8Susi, The Elephant Skin Girl

Charlotte Linda Vogel, born in Charlottenburg, Berlin, on February 26, 1908, was the only person in her family with her peculiar skin condition. Hers was a different type of ichthyosis than that of her “alligator-skinned” contemporaries – Charlotte was not scaly, but rather covered all over in a thick, leathery, grey skin that formed deep creases at the joints. Epidermolytic hyperkeratosis (EHK) seems to be the most likely diagnosis.

Charlotte toured Europe before going to the United States in 1927. At Coney Island's Dreamland Circus Sideshow (then under the management of Carl J. Lauther) Charlotte adopted the name “Susi, the Elephant Skin Girl." Scantily costumed in a bikini, or sometimes even just a strategically-draped veil, pretty Susi told her life story to a captivated crowd.

Susi left Coney Island in 1933 to be featured in the Ripley's Believe it or Not?! exhibit at the Chicago World's Fair, where she gave no fewer than eighty performances to a million curious viewers.

When those shows became too exhausting for Susi, she traveled to New York and took a low stress job with the Gorman Bros. Circus as a member of the menagerie, performing for just an hour a day next to an elephant named Lou.

In the 1960s Susi opened her own show as “The Swamp Girl," an improbable cross between a woman and a “swamp lizard."

Suzi died in New York City, just short of her 68th birthday.

9Leopold, The Admiral Dot

In 1870, Phineas Taylor Barnum traveled with friends by train across the western United States. In San Francisco, he met a German named Gabriel Kahn who offered the showman his dwarf son, Leopold.

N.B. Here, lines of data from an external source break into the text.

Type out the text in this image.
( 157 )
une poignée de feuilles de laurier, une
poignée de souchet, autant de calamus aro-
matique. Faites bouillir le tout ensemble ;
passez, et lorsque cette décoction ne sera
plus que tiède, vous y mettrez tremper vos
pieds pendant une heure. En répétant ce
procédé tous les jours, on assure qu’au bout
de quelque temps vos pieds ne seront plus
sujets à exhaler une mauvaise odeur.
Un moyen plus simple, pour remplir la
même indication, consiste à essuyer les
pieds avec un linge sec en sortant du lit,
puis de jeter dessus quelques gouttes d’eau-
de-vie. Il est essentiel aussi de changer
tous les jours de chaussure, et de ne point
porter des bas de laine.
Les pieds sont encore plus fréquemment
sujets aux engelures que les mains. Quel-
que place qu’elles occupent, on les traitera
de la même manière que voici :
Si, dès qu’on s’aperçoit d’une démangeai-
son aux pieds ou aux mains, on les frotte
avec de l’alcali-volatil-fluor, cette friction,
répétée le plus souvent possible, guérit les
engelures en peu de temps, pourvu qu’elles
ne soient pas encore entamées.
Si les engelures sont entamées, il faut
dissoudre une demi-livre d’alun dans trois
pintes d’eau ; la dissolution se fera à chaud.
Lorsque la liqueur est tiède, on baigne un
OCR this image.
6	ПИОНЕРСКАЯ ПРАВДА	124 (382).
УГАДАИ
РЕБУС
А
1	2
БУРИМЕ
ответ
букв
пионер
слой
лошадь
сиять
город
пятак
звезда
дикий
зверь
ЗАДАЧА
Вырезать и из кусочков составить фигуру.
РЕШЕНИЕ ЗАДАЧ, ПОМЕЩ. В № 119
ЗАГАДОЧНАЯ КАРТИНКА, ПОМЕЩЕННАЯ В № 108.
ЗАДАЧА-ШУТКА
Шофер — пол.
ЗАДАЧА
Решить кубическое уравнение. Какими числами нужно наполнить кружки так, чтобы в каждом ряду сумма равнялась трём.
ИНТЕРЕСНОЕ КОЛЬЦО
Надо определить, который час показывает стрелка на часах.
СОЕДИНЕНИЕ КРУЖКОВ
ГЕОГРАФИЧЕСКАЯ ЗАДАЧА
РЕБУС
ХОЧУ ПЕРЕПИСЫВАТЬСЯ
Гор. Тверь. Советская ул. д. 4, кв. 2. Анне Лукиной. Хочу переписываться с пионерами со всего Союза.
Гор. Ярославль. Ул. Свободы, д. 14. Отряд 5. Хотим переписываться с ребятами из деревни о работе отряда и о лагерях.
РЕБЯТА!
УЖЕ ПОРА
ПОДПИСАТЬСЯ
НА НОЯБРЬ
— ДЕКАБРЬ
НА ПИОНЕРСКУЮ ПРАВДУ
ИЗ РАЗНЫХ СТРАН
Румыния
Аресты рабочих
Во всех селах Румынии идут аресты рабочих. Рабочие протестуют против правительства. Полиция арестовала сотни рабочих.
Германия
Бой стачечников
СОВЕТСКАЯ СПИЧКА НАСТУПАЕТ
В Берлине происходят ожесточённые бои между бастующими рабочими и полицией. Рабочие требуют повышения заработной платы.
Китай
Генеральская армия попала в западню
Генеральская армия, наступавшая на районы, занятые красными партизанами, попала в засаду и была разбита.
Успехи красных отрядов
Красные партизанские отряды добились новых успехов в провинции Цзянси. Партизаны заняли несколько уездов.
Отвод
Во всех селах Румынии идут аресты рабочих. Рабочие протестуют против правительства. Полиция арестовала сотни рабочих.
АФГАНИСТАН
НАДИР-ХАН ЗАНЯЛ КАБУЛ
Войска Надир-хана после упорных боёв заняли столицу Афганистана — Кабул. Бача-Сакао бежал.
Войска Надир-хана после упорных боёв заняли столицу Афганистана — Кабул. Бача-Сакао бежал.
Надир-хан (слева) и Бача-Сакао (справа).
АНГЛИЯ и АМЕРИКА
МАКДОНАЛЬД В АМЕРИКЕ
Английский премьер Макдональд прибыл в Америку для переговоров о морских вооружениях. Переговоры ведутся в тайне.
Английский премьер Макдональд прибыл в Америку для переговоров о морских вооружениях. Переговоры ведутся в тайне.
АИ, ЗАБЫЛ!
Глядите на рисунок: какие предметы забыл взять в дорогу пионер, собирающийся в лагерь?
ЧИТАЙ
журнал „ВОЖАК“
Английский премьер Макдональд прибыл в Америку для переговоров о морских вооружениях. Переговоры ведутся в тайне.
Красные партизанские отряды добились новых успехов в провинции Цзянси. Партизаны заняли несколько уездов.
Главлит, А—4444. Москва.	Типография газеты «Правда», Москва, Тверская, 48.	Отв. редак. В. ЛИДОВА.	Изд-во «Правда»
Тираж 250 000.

Barnum was quite taken with the little fellow, whom he said was "a dwarf more diminutive in stature than General Tom Thumb was when I found him." Barnum promptly signed up Leopold under the new name of "Admiral Dot," otherwise known as the "El Dorado Elf" because he was such "a valuable nugget."

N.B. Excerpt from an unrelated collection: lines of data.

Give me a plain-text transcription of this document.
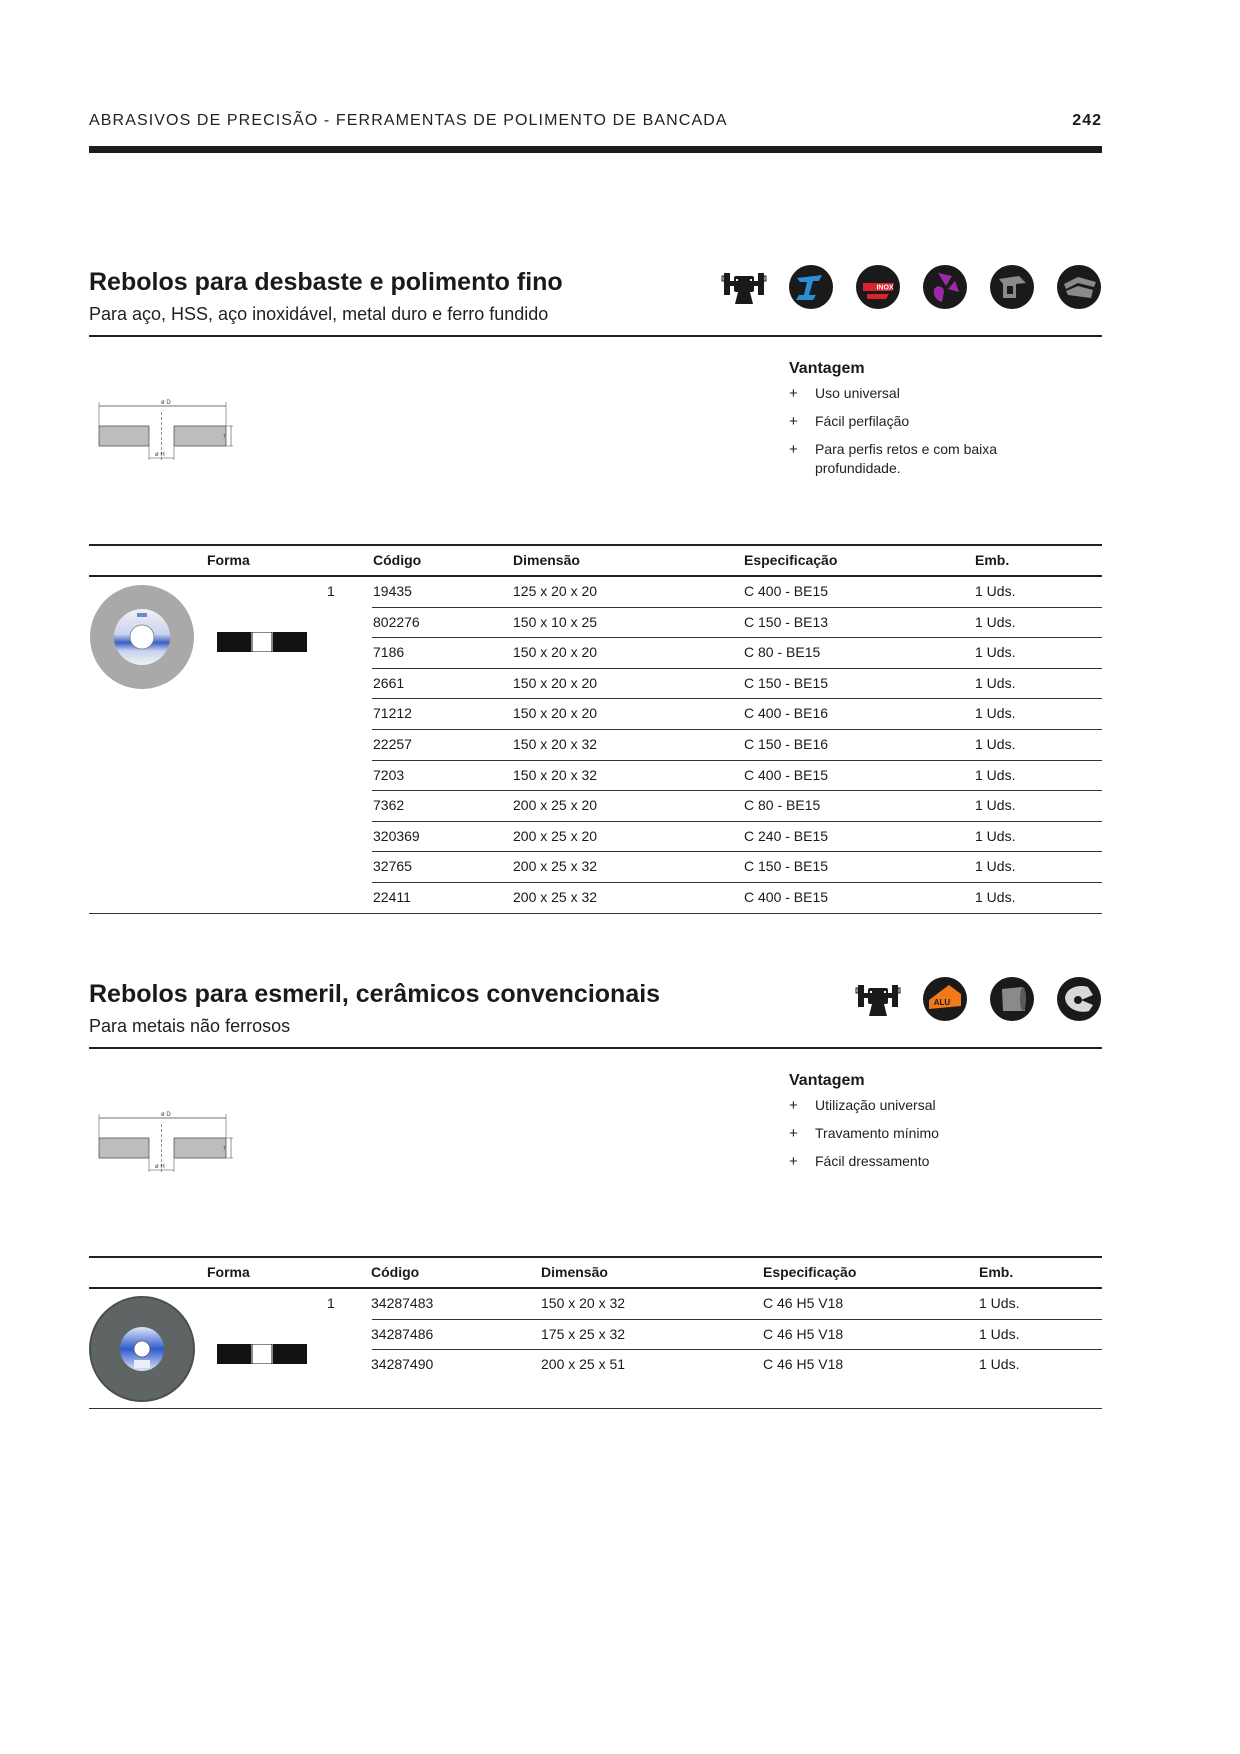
ABRASIVOS DE PRECISÃO - FERRAMENTAS DE POLIMENTO DE BANCADA	242
Rebolos para desbaste e polimento fino
Para aço, HSS, aço inoxidável, metal duro e ferro fundido
INOX
ø D
ø H
T
Vantagem
+	Uso universal
+	Fácil perfilação
+	Para perfis retos e com baixa profundidade.
Forma	Código	Dimensão	Especificação	Emb.
1	19435	125 x 20 x 20	C 400 - BE15	1 Uds.
802276	150 x 10 x 25	C 150 - BE13	1 Uds.
7186	150 x 20 x 20	C 80 - BE15	1 Uds.
2661	150 x 20 x 20	C 150 - BE15	1 Uds.
71212	150 x 20 x 20	C 400 - BE16	1 Uds.
22257	150 x 20 x 32	C 150 - BE16	1 Uds.
7203	150 x 20 x 32	C 400 - BE15	1 Uds.
7362	200 x 25 x 20	C 80 - BE15	1 Uds.
320369	200 x 25 x 20	C 240 - BE15	1 Uds.
32765	200 x 25 x 32	C 150 - BE15	1 Uds.
22411	200 x 25 x 32	C 400 - BE15	1 Uds.
Rebolos para esmeril, cerâmicos convencionais
Para metais não ferrosos
ALU
ø D
ø H
T
Vantagem
+	Utilização universal
+	Travamento mínimo
+	Fácil dressamento
Forma	Código	Dimensão	Especificação	Emb.
1	34287483	150 x 20 x 32	C 46 H5 V18	1 Uds.
34287486	175 x 25 x 32	C 46 H5 V18	1 Uds.
34287490	200 x 25 x 51	C 46 H5 V18	1 Uds.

Admiral Dot was prominently featured in the museum tent alongside some of Barnum's best known old friends.

As early as 1872, Barnum had already coined the phrase "The Greatest Show on Earth," and now referred to his circus as P. T. Barnum's Great Traveling World's Fair, as is the case on this pitch card. At the time, Admiral Dot was touted as being sixteen years old, twenty-five inches tall, and a mere nineteen pounds.

Admiral Dot's career lasted for approximately twenty years, despite the fact that as he aged and grew taller he was soon eclipsed in size by smaller performers such as Major Atom, with whom he occasionally performed. Not one to rest on his laurels, Dot developed a stage persona that at one time saw him billed as "The Smallest Character Actor in the World."

10Smith, The Musical Contortionist

Smith (or possibly Max), known as "The Musical Contortionist," was a contortionist that played the banjo while making his body go into odd positions. He performed in the 1910s.